The advent of sparsity inducing techniques in neural networks has been of a great help in the last few years. Indeed, those methods allowed to find lighter and faster networks, able to perform more efficiently in resource-constrained environment such as mobile devices or highly requested servers. Such a sparsity is generally imposed on the weights of neural networks, reducing the footprint of the architecture. In this work, we go one step further by imposing sparsity jointly on the weights and on the input data. This can be achieved following a three-step process: 1) impose a certain structured sparsity on the weights of the network; 2) track back input features corresponding to zeroed blocks of weight; 3) remove useless weights and input features and retrain the network. Performing pruning both on the network and on input data not only allows for extreme reduction in terms of parameters and operations but can also serve as an interpretation process. Indeed, with the help of data pruning, we now have information about which input feature is useful for the network to keep its performance. Experiments conducted on a variety of architectures and datasets: MLP validated on MNIST, CIFAR10/100 and ConvNets (VGG16 and ResNet18), validated on CIFAR10/100 and CALTECH101 respectively, show that it is possible to achieve additional gains in terms of total parameters and in FLOPs by performing pruning on input data, while also increasing accuracy.

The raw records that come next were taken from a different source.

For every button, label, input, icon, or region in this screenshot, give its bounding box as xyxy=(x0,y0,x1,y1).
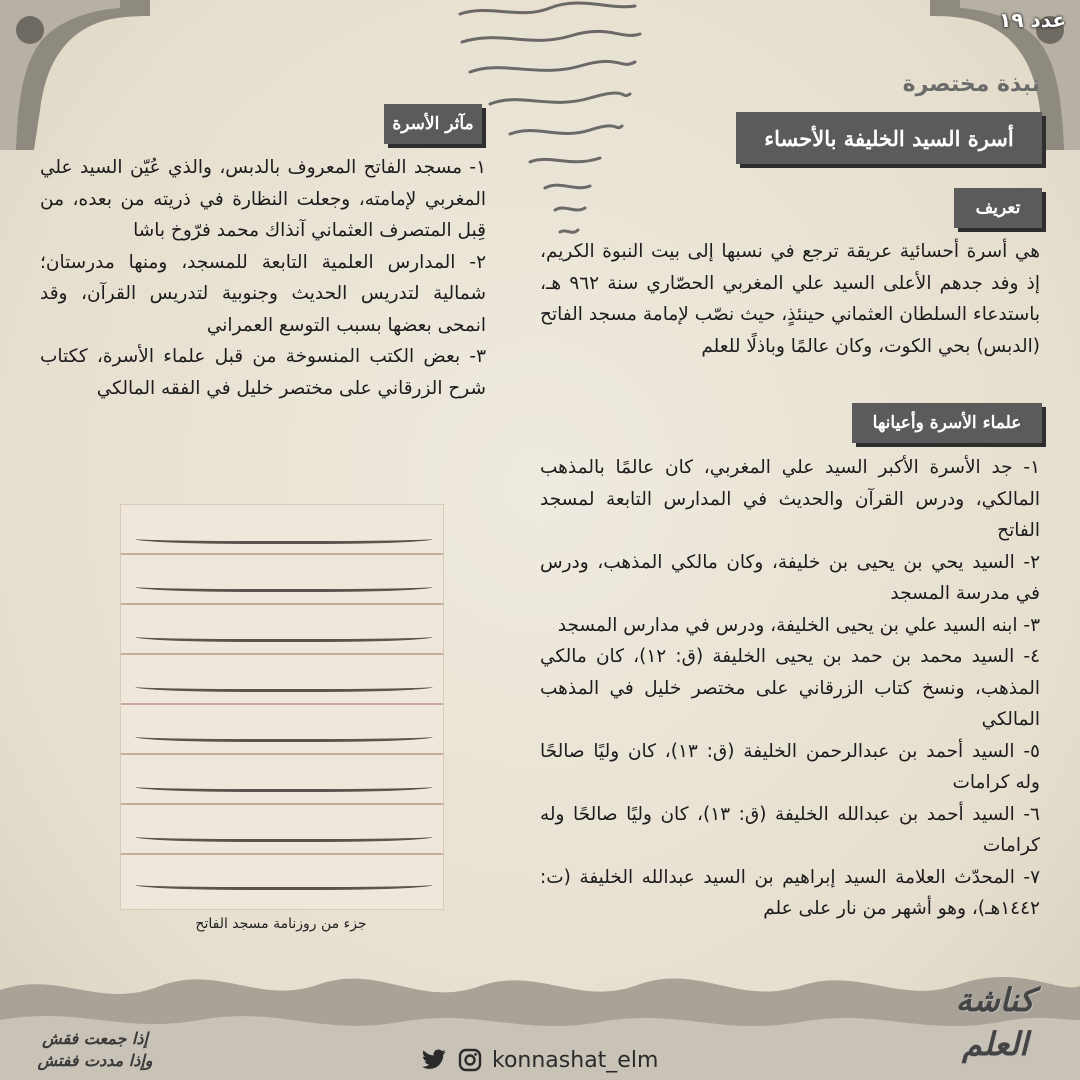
list-item: ٢- المدارس العلمية التابعة للمسجد، ومنها مدرستان؛ شمالية لتدريس الحديث وجنوبية لتدريس القرآن، وقد انمحى بعضها بسبب التوسع العمراني xyxy=(40,251,486,336)
motto-line: إذا جمعت فقش xyxy=(42,1029,148,1048)
heritage-heading: مآثر الأسرة xyxy=(384,104,482,144)
list-item: ١- جد الأسرة الأكبر السيد علي المغربي، كان عالمًا بالمذهب المالكي، ودرس القرآن والحديث في المدارس التابعة لمسجد الفاتح xyxy=(540,457,1040,541)
scholars-heading: علماء الأسرة وأعيانها xyxy=(852,403,1042,443)
heritage-list xyxy=(40,152,486,404)
list-item: ٦- السيد أحمد بن عبدالله الخليفة (ق: ١٣)، كان وليًا صالحًا وله كرامات xyxy=(540,803,1040,856)
list-item: ٣- ابنه السيد علي بن يحيى الخليفة، ودرس في مدارس المسجد xyxy=(557,614,1040,636)
definition-text: هي أسرة أحسائية عريقة ترجع في نسبها إلى بيت النبوة الكريم، إذ وفد جدهم الأعلى السيد علي المغربي الحصّاري سنة ٩٦٢ هـ، باستدعاء السلطان العثماني حينئذٍ، حيث نصّب لإمامة مسجد الفاتح (الدبس) بحي الكوت، وكان عالمًا وباذلًا للعلم xyxy=(540,241,1040,357)
corner-ornament-left xyxy=(0,0,150,150)
twitter-icon[interactable] xyxy=(420,1046,448,1074)
issue-number: عدد ١٩ xyxy=(999,8,1066,32)
social-handle[interactable]: konnashat_elm xyxy=(492,1047,659,1073)
social-handle-bar xyxy=(420,1046,658,1074)
logo-line: العلم xyxy=(962,1025,1028,1063)
logo-line: كناشة xyxy=(955,981,1035,1019)
brief-label: نبذة مختصرة xyxy=(902,72,1040,97)
list-item: ٤- السيد محمد بن حمد بن يحيى الخليفة (ق: ١٢)، كان مالكي المذهب، ونسخ كتاب الزرقاني على مختصر خليل في المذهب المالكي xyxy=(540,646,1040,730)
manuscript-caption: جزء من روزنامة مسجد الفاتح xyxy=(195,916,367,932)
list-item: ٣- بعض الكتب المنسوخة من قبل علماء الأسرة، ككتاب شرح الزرقاني على مختصر خليل في الفقه المالكي xyxy=(40,346,486,399)
instagram-icon[interactable] xyxy=(456,1046,484,1074)
motto xyxy=(20,1028,170,1072)
scholars-list xyxy=(540,452,1040,925)
motto-line: وإذا مددت ففتش xyxy=(37,1051,153,1070)
list-item: ٥- السيد أحمد بن عبدالرحمن الخليفة (ق: ١٣)، كان وليًا صالحًا وله كرامات xyxy=(540,740,1040,793)
list-item: ٧- المحدّث العلامة السيد إبراهيم بن السيد عبدالله الخليفة (ت: ١٤٤٢هـ)، وهو أشهر من نار على علم xyxy=(540,866,1040,919)
page-title: أسرة السيد الخليفة بالأحساء xyxy=(736,112,1042,164)
list-item: ٢- السيد يحي بن يحيى بن خليفة، وكان مالكي المذهب، ودرس في مدرسة المسجد xyxy=(540,551,1040,604)
definition-heading: تعريف xyxy=(954,188,1042,228)
manuscript-image xyxy=(120,504,444,910)
logo xyxy=(930,978,1060,1066)
list-item: ١- مسجد الفاتح المعروف بالدبس، والذي عُيّن السيد علي المغربي لإمامته، وجعلت النظارة في ذريته من بعده، من قِبل المتصرف العثماني آنذاك محمد فرّوخ باشا xyxy=(40,157,486,241)
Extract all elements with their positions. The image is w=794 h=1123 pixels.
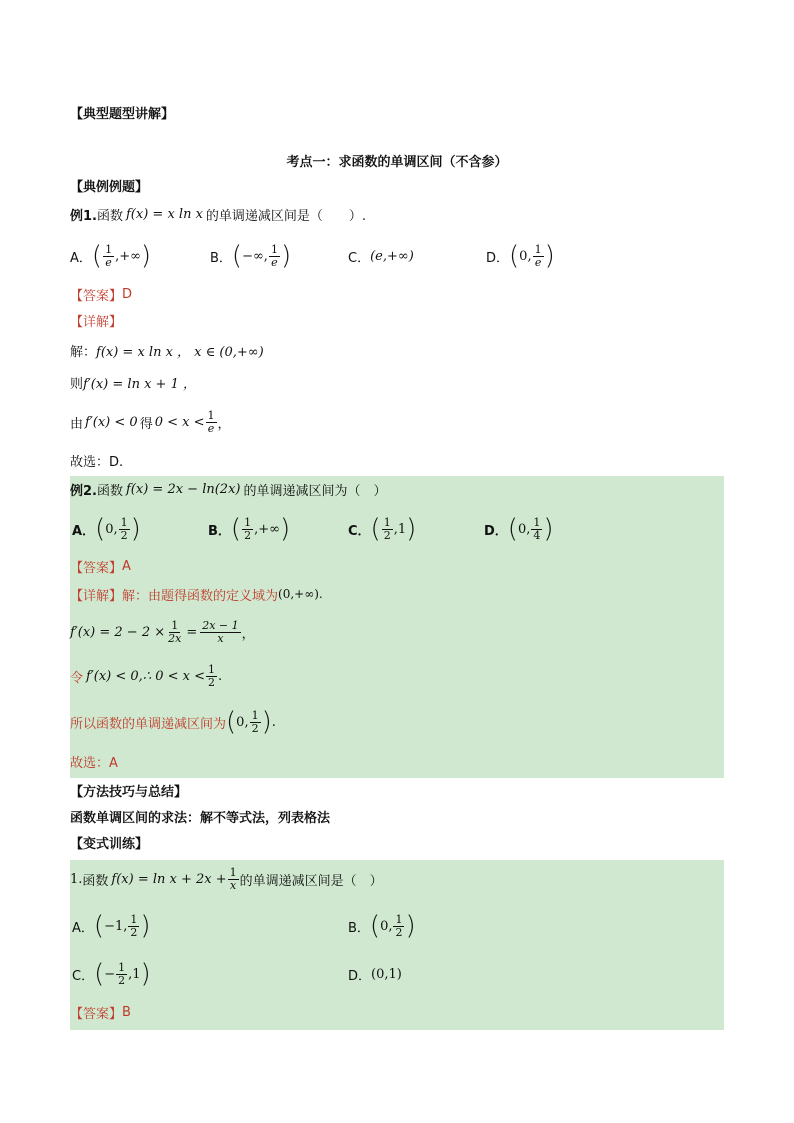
ex1-stem	[70, 203, 724, 225]
ex2-stem-post: 的单调递减区间为（ ）	[243, 483, 387, 499]
paren-left: (	[231, 241, 243, 271]
option-head: −∞,	[242, 248, 268, 264]
answer-value: A	[122, 558, 131, 574]
denominator: 2	[251, 721, 259, 735]
numerator: 1	[270, 242, 278, 256]
paren-left: (	[95, 514, 106, 544]
method-text-content: 函数单调区间的求法：解不等式法，列表格法	[70, 810, 331, 826]
ex2-option-d	[484, 510, 554, 548]
denominator: e	[534, 255, 542, 269]
method-label-text: 【方法技巧与总结】	[70, 784, 188, 800]
ex1-label: 例1.	[70, 208, 97, 224]
ex1-option-d	[486, 238, 555, 274]
denominator: 2	[208, 675, 216, 689]
fraction	[250, 710, 261, 735]
var1-option-c	[72, 954, 151, 994]
equals: =	[186, 624, 198, 640]
conclusion-tail: .	[271, 714, 276, 730]
fraction	[166, 620, 183, 645]
fraction	[103, 244, 114, 269]
option-head: −1,	[104, 918, 128, 934]
denominator: x	[230, 878, 237, 892]
ex1-options	[70, 238, 724, 274]
fraction	[206, 410, 217, 435]
fraction	[533, 244, 544, 269]
ex2-function: f(x) = 2x − ln(2x)	[126, 481, 241, 497]
option-head: 0,	[517, 521, 531, 537]
ex2-choice	[70, 753, 724, 769]
ex1-answer	[70, 286, 724, 302]
denominator: x	[217, 631, 224, 645]
numerator: 1	[105, 242, 113, 256]
section-title-text: 【典型题型讲解】	[70, 106, 175, 122]
fraction	[531, 517, 542, 542]
option-tail: ,1	[128, 966, 141, 982]
numerator: 1	[118, 960, 126, 974]
ex2-stem	[70, 478, 724, 500]
ex2-answer	[70, 558, 724, 574]
option-letter: A．	[72, 920, 94, 936]
var1-stem-pre: 函数	[82, 873, 109, 889]
detail-domain: (0,+∞).	[278, 587, 323, 601]
step-tail: ，	[217, 416, 231, 432]
method-label	[70, 782, 724, 798]
var1-option-d	[348, 954, 402, 994]
denominator: 2	[118, 973, 126, 987]
variant-label	[70, 834, 724, 850]
conclusion-head: 0,	[236, 714, 249, 730]
paren-right: )	[279, 514, 291, 544]
ex2-derivative	[70, 614, 724, 650]
option-letter: A．	[72, 523, 96, 539]
fraction	[206, 664, 217, 689]
numerator: 1	[251, 708, 259, 722]
ex2-stem-pre: 函数	[96, 483, 123, 499]
step-math: f′(x) < 0	[85, 414, 138, 430]
option-tail: ,1	[393, 521, 407, 537]
ling-tail: .	[218, 668, 223, 684]
paren-right: )	[140, 911, 151, 941]
ex1-option-c	[348, 238, 414, 274]
detail-label: 【详解】	[70, 588, 123, 604]
fraction	[200, 620, 240, 645]
paren-right: )	[543, 514, 554, 544]
option-letter: C．	[72, 968, 95, 984]
var1-option-a	[72, 906, 151, 946]
paren-right: )	[130, 514, 141, 544]
option-head: 0,	[380, 918, 393, 934]
option-letter: C．	[348, 250, 371, 266]
ex2-ling	[70, 658, 724, 694]
kaodian-title	[70, 152, 724, 168]
paren-left: (	[230, 514, 242, 544]
denominator: 2	[120, 528, 128, 542]
numerator: 1	[171, 618, 179, 632]
ling-math: f′(x) < 0,∴ 0 < x <	[86, 668, 206, 684]
denominator: 2	[395, 925, 403, 939]
option-tail: ,+∞	[254, 521, 280, 537]
numerator: 1	[120, 515, 128, 529]
paren-right: )	[405, 911, 416, 941]
paren-left: (	[369, 911, 381, 941]
ex2-conclusion	[70, 703, 724, 741]
var1-label: 1.	[70, 871, 83, 887]
step-prefix: 则	[70, 376, 84, 392]
option-head: 0,	[519, 248, 532, 264]
step-math: f(x) = x ln x ， x ∈ (0,+∞)	[96, 344, 264, 360]
ex2-option-b	[208, 510, 290, 548]
denominator: 2	[244, 528, 252, 542]
fraction	[228, 867, 239, 892]
ex2-option-c	[348, 510, 416, 548]
option-letter: D．	[486, 250, 510, 266]
option-tail: ,+∞	[115, 248, 141, 264]
numerator: 1	[534, 242, 542, 256]
var1-answer	[70, 1004, 724, 1020]
option-text: (e,+∞)	[370, 248, 414, 264]
ex1-step1	[70, 340, 724, 360]
detail-label: 【详解】	[70, 314, 123, 330]
option-head: −	[104, 966, 116, 982]
ex2-label: 例2.	[70, 483, 97, 499]
answer-label: 【答案】	[70, 288, 123, 304]
ex1-detail-label	[70, 312, 724, 328]
option-letter: D．	[484, 523, 508, 539]
answer-value: B	[122, 1004, 131, 1020]
paren-left: (	[91, 241, 103, 271]
ex1-option-b	[210, 238, 291, 274]
var1-option-b	[348, 906, 416, 946]
option-letter: B．	[208, 523, 231, 539]
denominator: e	[207, 421, 215, 435]
numerator: 1	[244, 515, 252, 529]
derivative-math: f′(x) = 2 − 2 ×	[70, 624, 166, 640]
numerator: 1	[208, 662, 216, 676]
fraction	[128, 914, 139, 939]
choice-text: 故选：A	[70, 755, 118, 771]
answer-label: 【答案】	[70, 560, 123, 576]
ex1-option-a	[70, 238, 151, 274]
paren-right: )	[140, 241, 152, 271]
denominator: e	[271, 255, 278, 269]
option-letter: B．	[348, 920, 370, 936]
conclusion-text: 所以函数的单调递减区间为	[70, 716, 227, 732]
paren-left: (	[94, 959, 105, 989]
step-math: f′(x) = ln x + 1 ，	[83, 376, 196, 392]
numerator: 1	[383, 515, 391, 529]
step-prefix: 解：	[70, 344, 97, 360]
denominator: 2	[130, 925, 138, 939]
detail-text: 解：由题得函数的定义域为	[122, 588, 279, 604]
denominator: 2x	[168, 631, 182, 645]
method-text	[70, 808, 724, 824]
fraction	[393, 914, 404, 939]
numerator: 1	[207, 408, 215, 422]
paren-left: (	[226, 707, 237, 737]
var1-options-row1	[70, 906, 724, 946]
ex1-function: f(x) = x ln x	[126, 206, 203, 222]
fraction	[382, 517, 393, 542]
choice-text: 故选：D.	[70, 454, 124, 470]
ex1-stem-pre: 函数	[96, 208, 123, 224]
paren-left: (	[370, 514, 381, 544]
fraction	[116, 962, 127, 987]
step-prefix: 由	[70, 416, 84, 432]
option-letter: B．	[210, 250, 232, 266]
ex2-detail	[70, 585, 724, 603]
denominator: 4	[533, 528, 541, 542]
option-head: 0,	[105, 521, 118, 537]
ling-prefix: 令	[70, 670, 84, 686]
denominator: 2	[383, 528, 391, 542]
dianxing-label-text: 【典例例题】	[70, 179, 149, 195]
step-mid: 得	[139, 416, 153, 432]
numerator: 2x − 1	[202, 618, 239, 632]
answer-value: D	[122, 286, 133, 302]
numerator: 1	[130, 912, 138, 926]
answer-label: 【答案】	[70, 1006, 123, 1022]
ex1-choice	[70, 452, 724, 468]
ex1-step3	[70, 404, 724, 440]
var1-function: f(x) = ln x + 2x +	[111, 871, 227, 887]
dianxing-label	[70, 177, 724, 193]
paren-left: (	[507, 514, 518, 544]
ex2-option-a	[72, 510, 141, 548]
paren-right: )	[140, 959, 151, 989]
option-letter: A．	[70, 250, 92, 266]
ex1-stem-post: 的单调递减区间是（ ）.	[205, 208, 367, 224]
var1-stem	[70, 862, 724, 896]
numerator: 1	[395, 912, 403, 926]
derivative-tail: ，	[241, 626, 255, 642]
paren-right: )	[261, 707, 272, 737]
paren-left: (	[93, 911, 105, 941]
paren-left: (	[509, 241, 520, 271]
fraction	[269, 244, 280, 269]
section-title	[70, 104, 724, 120]
variant-label-text: 【变式训练】	[70, 836, 149, 852]
numerator: 1	[229, 865, 237, 879]
denominator: e	[105, 255, 112, 269]
var1-options-row2	[70, 954, 724, 994]
option-text: (0,1)	[371, 966, 402, 982]
fraction	[119, 517, 130, 542]
ex1-step2	[70, 372, 724, 392]
paren-right: )	[544, 241, 555, 271]
step-math: 0 < x <	[154, 414, 205, 430]
option-letter: C．	[348, 523, 371, 539]
option-letter: D．	[348, 968, 372, 984]
var1-stem-post: 的单调递减区间是（ ）	[239, 873, 383, 889]
fraction	[242, 517, 253, 542]
numerator: 1	[533, 515, 541, 529]
ex2-options	[70, 510, 724, 548]
kaodian-title-text: 考点一：求函数的单调区间（不含参）	[286, 154, 508, 170]
paren-right: )	[280, 241, 292, 271]
paren-right: )	[406, 514, 417, 544]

翻译：稀疏性诱导技术在神经网络中的出现，在过去几年带来了巨大帮助。事实上，这些方法能够找到更轻量、更快速的网络，在移动设备或高请求服务器等资源受限环境中更高效地运行。这种稀疏性通常施加于神经网络的权重上，从而减少架构的内存占用。在本工作中，我们更进一步，同时在权重和输入数据上施加稀疏性。这可以通过三步过程实现：1) 在网络权重上施加某种结构化稀疏性；2) 追溯对应于权重零块的输入特征；3) 移除无效权重和输入特征并重新训练网络。在网络和输入数据上同时执行剪枝，不仅允许在参数和运算量上实现极致缩减，还可作为解释过程。实际上，借助数据剪枝，我们能够获知哪些输入特征对网络保持性能有用。在多种架构和数据集上进行的实验：MLP在MNIST、CIFAR10/100上验证，以及ConvNet（VGG16和ResNet18）分别在CIFAR10/100和CALTECH101上验证，结果表明，通过在输入数据上执行剪枝，可以在总参数和FLOPs方面实现额外增益，同时还能提升准确率。